Cured pork clay pot at Nature Pagoda
Rebecca W./Yelp

This week, Jonathan Gold makes his return to LA to do what J. Gold does best, sharing what would otherwise be an under-the-radar gem on the fringes of the city. Such is Nature Pagoda out in the San Gabriel Valley, a restaurant specializing in Chinese herbal soups and Cantonese clay pot rice. The Time critic discusses the ubiquity of crunchy rice in cuisines across the globe, an art that is sometimes lost with the prevalence of electric rice cookers:

Korean cooks know that the tastiest part of bibimbap is the caramelized skin that forms where the saucy rice hits the super-heated stone of a dolsot, and any Spaniard can tell you that the socarrat, the crunchy layer at the bottom of the paella pan, is more important than any quantity of lobster. A good Iranian meal often includes stew heaped onto the thick, crisped rice crusts called tahdig that form at the bottom of well-made polo. The crisp masses of rice at the base of Sichuan sizzling rice soup probably count. The crunchy, golden chunks in the Thai rice salad nam khao tod. Puerto Rican pegao? Scorched rice has multitudes. [LAT]

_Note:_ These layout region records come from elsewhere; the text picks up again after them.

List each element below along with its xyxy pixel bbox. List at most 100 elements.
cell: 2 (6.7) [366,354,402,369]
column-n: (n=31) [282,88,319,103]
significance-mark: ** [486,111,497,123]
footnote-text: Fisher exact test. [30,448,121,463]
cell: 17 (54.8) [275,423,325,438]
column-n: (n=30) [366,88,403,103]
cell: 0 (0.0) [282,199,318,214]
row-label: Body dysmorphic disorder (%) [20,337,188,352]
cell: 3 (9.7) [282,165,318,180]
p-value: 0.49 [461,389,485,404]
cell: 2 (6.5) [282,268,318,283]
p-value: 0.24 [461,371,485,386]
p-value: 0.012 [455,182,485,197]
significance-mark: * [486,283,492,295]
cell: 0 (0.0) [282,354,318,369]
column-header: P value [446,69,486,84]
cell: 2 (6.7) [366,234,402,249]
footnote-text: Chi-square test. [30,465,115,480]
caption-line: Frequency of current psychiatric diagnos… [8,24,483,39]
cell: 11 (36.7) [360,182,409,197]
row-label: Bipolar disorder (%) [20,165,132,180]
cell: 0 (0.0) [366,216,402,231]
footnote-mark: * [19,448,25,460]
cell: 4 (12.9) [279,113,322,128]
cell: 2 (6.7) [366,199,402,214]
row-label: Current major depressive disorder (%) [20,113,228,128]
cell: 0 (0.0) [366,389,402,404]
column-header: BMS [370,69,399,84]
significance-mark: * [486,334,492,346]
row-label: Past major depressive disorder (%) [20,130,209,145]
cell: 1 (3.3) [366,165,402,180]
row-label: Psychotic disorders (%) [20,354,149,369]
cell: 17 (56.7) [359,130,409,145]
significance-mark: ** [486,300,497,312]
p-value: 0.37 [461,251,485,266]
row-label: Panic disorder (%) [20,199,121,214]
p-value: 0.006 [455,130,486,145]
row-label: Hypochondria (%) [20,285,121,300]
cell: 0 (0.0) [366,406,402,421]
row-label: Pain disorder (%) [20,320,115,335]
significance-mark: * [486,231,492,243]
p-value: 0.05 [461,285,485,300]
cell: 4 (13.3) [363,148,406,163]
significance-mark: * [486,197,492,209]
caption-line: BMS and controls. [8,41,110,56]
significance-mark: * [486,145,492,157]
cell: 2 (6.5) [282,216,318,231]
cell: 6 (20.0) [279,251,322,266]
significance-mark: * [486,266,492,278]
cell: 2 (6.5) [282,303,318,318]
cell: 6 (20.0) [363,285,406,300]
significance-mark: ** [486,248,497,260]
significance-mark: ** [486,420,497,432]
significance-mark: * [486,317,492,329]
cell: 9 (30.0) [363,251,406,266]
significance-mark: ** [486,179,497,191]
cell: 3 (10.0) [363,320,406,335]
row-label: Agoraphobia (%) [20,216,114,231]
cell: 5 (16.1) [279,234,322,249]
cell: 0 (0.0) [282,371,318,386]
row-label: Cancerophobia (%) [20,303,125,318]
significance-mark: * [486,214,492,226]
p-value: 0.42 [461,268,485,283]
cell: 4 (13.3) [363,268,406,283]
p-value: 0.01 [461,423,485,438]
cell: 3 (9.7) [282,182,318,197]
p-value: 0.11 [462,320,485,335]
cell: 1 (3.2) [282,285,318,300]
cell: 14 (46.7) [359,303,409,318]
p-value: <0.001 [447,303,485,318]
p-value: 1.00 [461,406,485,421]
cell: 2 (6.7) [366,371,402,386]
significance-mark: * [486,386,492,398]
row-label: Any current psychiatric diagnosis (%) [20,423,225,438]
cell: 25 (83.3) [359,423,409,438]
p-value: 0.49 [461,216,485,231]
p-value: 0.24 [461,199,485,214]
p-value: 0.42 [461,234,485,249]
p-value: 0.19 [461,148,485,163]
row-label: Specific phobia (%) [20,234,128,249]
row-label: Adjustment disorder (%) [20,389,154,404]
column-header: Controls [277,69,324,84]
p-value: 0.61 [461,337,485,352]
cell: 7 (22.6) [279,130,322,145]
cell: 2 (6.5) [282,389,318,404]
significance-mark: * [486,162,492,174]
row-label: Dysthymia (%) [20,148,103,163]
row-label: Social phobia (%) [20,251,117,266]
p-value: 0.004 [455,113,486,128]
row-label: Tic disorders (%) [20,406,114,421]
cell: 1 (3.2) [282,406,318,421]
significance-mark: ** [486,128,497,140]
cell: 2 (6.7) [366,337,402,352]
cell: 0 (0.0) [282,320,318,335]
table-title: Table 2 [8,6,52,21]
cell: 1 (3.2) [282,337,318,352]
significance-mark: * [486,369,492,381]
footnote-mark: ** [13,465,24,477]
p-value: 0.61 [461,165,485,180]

At Nature Pagoda, it’s all about the Cantonese hot pot that requires the perfectly timed processes of sauce pouring and mixing:

You will pretend to be surprised when you later discover a tawny, crunchy crust at the bottom of the pot, but you know you will have earned it. If you pause to snap photos, there will be no crust. If you spoon chile oil over the top first, there will be no crust. If you stir bits of ham, braised choy sum or catfish into the pot before you remember to pour in the sauce, there will probably be no crust. Nature’s Pagoda, a modest Hong Kong clay pot rice specialist plopped down among San Gabriel’s marble-encrusted Chinese malls, repays the quick and the patient both. [LAT]

The Goldster calls particular attention to the varieties made with fresh frog, chicken with lily flower, and preserved meat, but also recommends the four mixed herbs with black chicken soup and wei kei with rabbit soup.